The Ombar DC42 Dash Cam is a dash cam that has both front and rear-looking cameras, wifi connection to your phone, GPS, and audio recording.
What’s in the box?
- Front camera (the main part of the system)
- Rear-facing camera
- Cigarette-lighter power cord (cig lighter to micro-USB)
- Rear-facing camera cable
- 64GB micro-SD card (installed)
- Cable clips
- Installation tool (for pushing wires into trim gaps)
- Electrostatic stickers (for attaching to your windshield / back glass)
- Extra adhesive pads
- Main camera dimensions: 1.1 x 5.9 x 2.3 inches
- Special Features: Loop Recording, G-Sensor, Night Vision, Compact Design, Built-In GPS
- Front camera specs: UHD 4K (3840*2160P -170° wide angle)
- Rear camera specs: FHD 1080P (1920*1080P-150° wide angle)
- Connectivity: 5Ghz Wifi, GPS
- App interface (Kacam, for Apple and Android)
Design and features
The Ombar DC42 is a full-featured dash camera that is capable of running automatically in the background unobtrusively until you need it. It has front (ultra-HD) and rear (full-HD) cameras with night vision that constantly record to the included 64GB micro-SD card. The camera watermarks the image with GPS coordinates and speed in real time. The camera also has a G-force sensor that automatically detects a collision and locks the video from that time, preventing it from being overwritten. The camera includes WiFi for connection to your phone through the Kacam app, which is used for managing settings and downloading videos. Also available is a hard wire kit which will allow the camera to be on all the time and monitor the car while it’s parked.
One reason that I’m late to the dash cam game is that I was dreading the installation.
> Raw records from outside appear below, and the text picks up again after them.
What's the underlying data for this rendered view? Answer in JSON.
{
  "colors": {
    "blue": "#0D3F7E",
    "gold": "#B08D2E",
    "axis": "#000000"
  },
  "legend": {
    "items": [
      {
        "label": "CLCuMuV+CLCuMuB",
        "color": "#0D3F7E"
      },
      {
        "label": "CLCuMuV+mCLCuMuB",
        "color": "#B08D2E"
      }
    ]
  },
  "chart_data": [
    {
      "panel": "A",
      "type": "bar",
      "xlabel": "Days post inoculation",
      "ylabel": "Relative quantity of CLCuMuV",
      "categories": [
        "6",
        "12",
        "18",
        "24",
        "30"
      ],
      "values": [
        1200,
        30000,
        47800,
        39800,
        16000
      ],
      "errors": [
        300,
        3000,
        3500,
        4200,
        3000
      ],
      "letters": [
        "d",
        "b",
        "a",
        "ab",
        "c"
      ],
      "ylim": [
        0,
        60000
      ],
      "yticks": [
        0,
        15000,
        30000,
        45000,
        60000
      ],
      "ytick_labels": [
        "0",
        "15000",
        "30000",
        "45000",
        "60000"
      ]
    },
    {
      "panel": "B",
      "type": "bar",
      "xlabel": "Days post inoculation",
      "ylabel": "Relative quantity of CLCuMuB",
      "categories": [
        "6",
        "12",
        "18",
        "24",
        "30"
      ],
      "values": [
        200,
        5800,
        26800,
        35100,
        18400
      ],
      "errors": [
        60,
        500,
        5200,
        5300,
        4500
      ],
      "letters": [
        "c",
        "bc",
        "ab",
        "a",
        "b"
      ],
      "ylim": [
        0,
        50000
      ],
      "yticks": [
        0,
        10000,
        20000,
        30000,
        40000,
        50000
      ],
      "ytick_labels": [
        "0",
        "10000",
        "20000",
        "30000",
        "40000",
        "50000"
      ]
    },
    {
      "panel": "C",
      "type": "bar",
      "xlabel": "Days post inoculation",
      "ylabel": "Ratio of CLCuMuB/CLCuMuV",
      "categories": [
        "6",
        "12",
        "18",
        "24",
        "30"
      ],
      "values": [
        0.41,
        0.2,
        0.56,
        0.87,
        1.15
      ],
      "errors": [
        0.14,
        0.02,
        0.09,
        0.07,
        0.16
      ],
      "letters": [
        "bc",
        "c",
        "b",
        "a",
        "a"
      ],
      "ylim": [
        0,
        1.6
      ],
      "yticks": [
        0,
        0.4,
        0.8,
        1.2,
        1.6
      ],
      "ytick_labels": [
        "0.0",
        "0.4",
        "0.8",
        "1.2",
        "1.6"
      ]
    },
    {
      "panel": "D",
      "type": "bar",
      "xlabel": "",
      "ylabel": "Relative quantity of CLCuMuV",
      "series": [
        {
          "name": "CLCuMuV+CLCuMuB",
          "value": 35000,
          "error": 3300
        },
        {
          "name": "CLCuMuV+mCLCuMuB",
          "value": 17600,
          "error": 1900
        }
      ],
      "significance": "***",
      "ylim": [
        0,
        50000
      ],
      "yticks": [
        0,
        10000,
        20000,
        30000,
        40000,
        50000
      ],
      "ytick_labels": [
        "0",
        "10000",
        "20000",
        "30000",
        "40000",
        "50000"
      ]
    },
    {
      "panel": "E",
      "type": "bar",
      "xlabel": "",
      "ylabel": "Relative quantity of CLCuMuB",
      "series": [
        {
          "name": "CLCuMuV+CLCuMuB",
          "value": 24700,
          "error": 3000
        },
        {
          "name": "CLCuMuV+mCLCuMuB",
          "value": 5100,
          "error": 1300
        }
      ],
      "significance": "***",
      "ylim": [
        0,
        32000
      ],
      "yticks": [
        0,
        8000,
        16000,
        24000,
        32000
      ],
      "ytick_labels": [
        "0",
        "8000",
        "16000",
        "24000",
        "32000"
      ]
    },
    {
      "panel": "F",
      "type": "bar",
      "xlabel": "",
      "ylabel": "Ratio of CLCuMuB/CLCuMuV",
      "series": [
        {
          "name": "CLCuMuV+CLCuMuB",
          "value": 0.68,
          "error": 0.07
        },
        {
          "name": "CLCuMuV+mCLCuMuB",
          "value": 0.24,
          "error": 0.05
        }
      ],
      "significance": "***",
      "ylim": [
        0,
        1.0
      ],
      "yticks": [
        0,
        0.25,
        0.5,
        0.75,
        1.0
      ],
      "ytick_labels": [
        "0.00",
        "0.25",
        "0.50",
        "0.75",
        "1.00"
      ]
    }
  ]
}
I’m very handy, but I really don’t like junky-looking wires inside of my car. To my pleasure, the installation was not that bad. The short version: stick the front camera to the windshield, the rear camera to the rear window, plug in the cigarette lighter to power, and run the cable from the rear camera to the front camera (that’s the part I really was not looking forward to).
The longer version really isn’t much longer. Onbar does provide electrostatic stickers that are clear cling stickers that you put on the windows before you stick on the cameras. This prevents you from sticking the permanent camera stickers right on your glass.
I appreciated this, but I wish I had cut them to size before using them. The front electrostatic sticker is quite large and it’s in the field of view of the camera. It’s not a huge deal since it’s clear, but it does show up on the image. Running the cables out of the way is really going to depend on the car that you have. I installed the system in a 2019 Ram 1500 truck, and it was pretty easy. There is enough trim that I could easily run and hide the wires in and through the trim, using just the little pry tool that was included with the camera. Overall, I was happy with how quick and clean the installation turned out. It only took me about 45 minutes.
A dash camera isn’t something that you interact with much. So the only real test of performance is what the video quality is like. Below are four sample videos, from each of the two cameras, in full daylight, and darkness. In general, the images are clear and bright, and it’s easy to see what is going on. However, it’d difficult to read road signs and almost impossible to read license plates. From what I understand, the quality of this imagery is no worse than other dash cams – apparently they all produce relatively mediocre imagery; but it’s better than a lot of the dash cams out there. And for the price, it’s not bad.
Front Camera, Daytime
Rear Camera, Daytime
Front Camera, nighttime
Rear Camera, nighttime
What I like
- Pretty easy to install
- Small, out of the way, and all the sounds can be inactivated
- App works well
What I’d change
- If it’s possible to improve the fine resolution of the imagery, that would be the only thing.
If you drive a lot, or even if you just drive a little, a dash cam might save you a bunch of money one day. And for just a bit over $100, it’s a good investment. The Onbar DC42 is easily installed, produces reasonable quality images, and even comes with a 64GB SD card, saving you that additional cost.